As reivindicações não ajustadas aumentaram de 63.680 para 280.665 na semana passada, um aumento menor do que o esperado.

“Fatores sazonais esperavam um aumento de 106.047 (ou 48,9 por cento) em relação à semana anterior”, disse o Departamento de Trabalho em seu relatório.

disse Daniel Silver, economista do JPMorgan em Nova York.

As ações dos EUA negociaram em baixa após três dias consecutivos de ganhos. dólar (DXY.) Ele subiu em relação a uma cesta de moedas. As taxas do Tesouro dos EUA foram em sua maioria mais altas.

LAYOFFS muito baixos

Um candidato a emprego deixa uma feira de empregos para trabalhar no Aeroporto Internacional Logan em Boston, Massachusetts, EUA, 7 de dezembro de 2021. REUTERS / Brian Snyder

Os depósitos aumentaram acentuadamente na Califórnia, Nova York, Texas e Michigan. Também houve elevações significativas em Minnesota, Illinois, Indiana, Oregon, Wisconsin e Pensilvânia. Alguns desses países estão vendo um ressurgimento de infecções por COVID-19.

As reclamações caíram drasticamente na Virgínia e na Carolina do Norte.

A média móvel de quatro semanas de reclamações iniciais, que é uma medida melhor das tendências do mercado de trabalho porque remove a volatilidade semanal, caiu 21.250 para 218.750, a menor desde março de 2020. Corresponde à média de 2018. até 2019.

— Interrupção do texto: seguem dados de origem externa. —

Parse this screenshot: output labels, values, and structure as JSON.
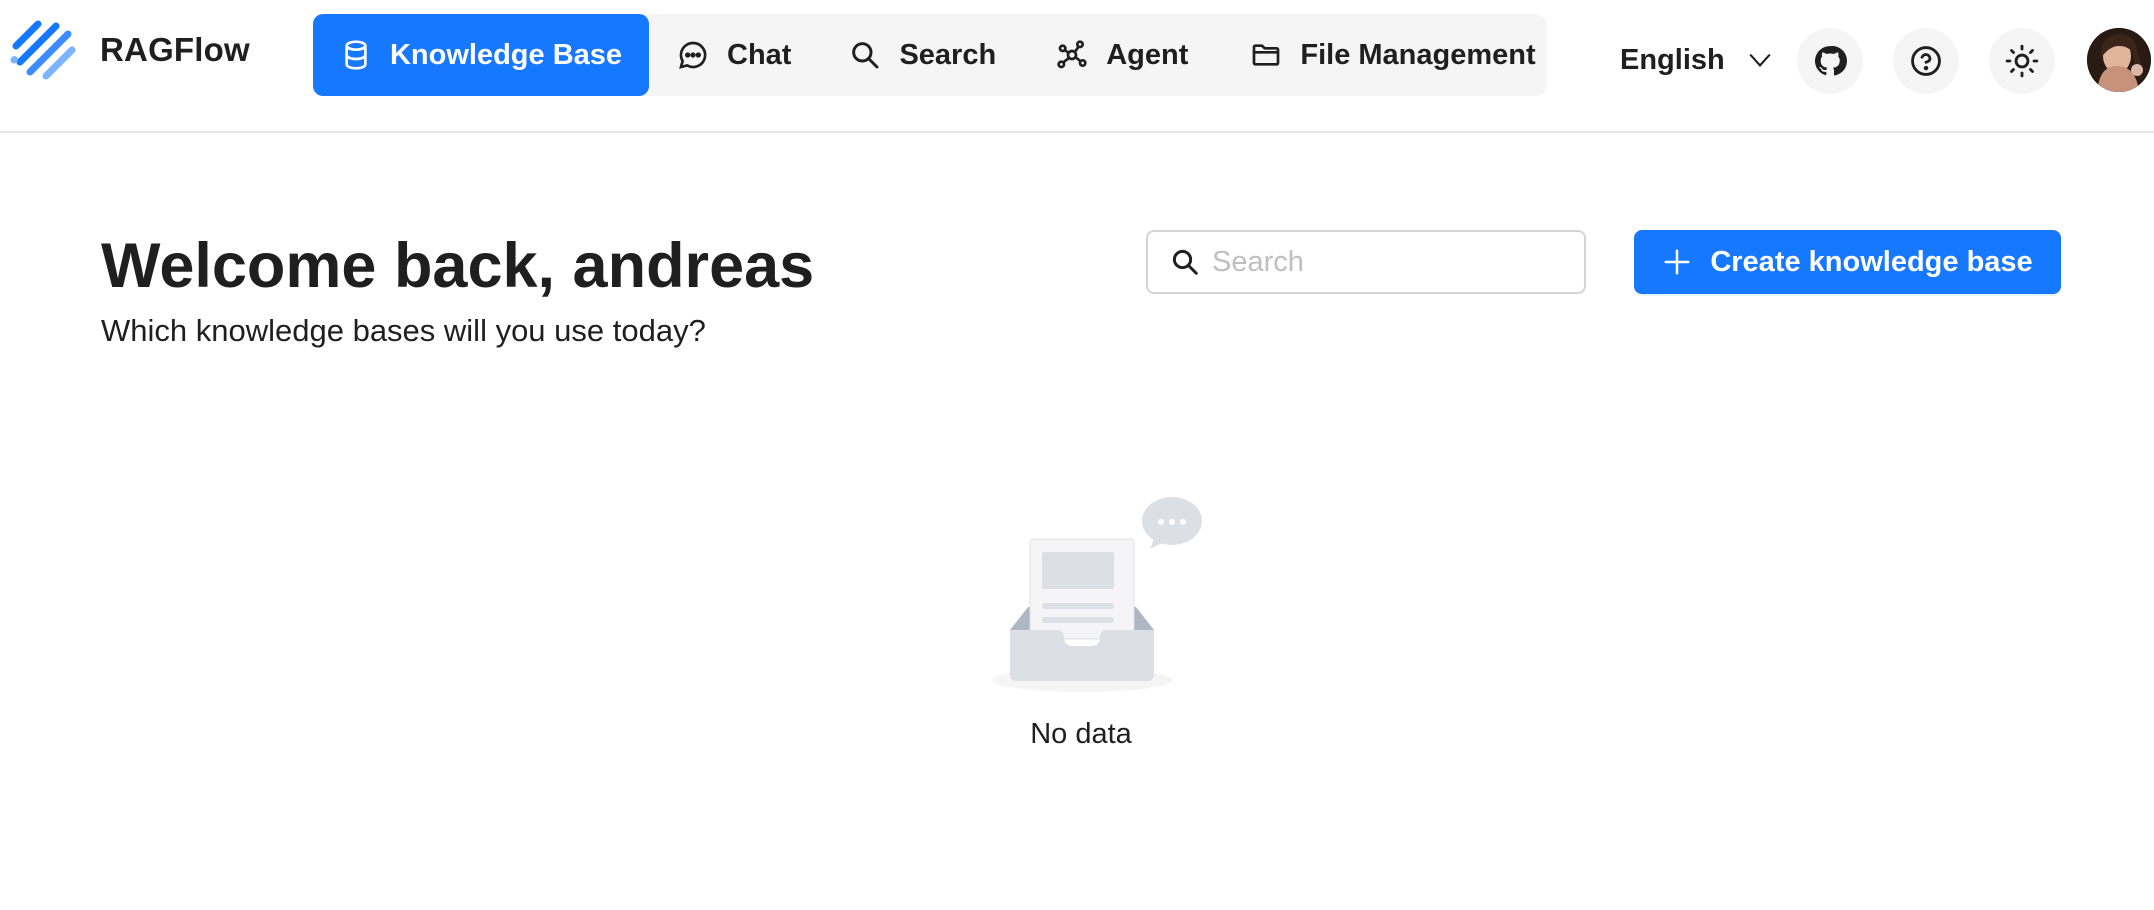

“O mercado de trabalho continua a apertar em quase todas as métricas e em quase todos os relatórios de empregos”, disse Conrad de Quadros, assessor econômico-chefe da Brean Capital em Nova York. “As dispensas estão ocorrendo em níveis muito baixos e são consistentes com um mercado de trabalho apertado, quando a taxa de desemprego está em torno de 3,8%.”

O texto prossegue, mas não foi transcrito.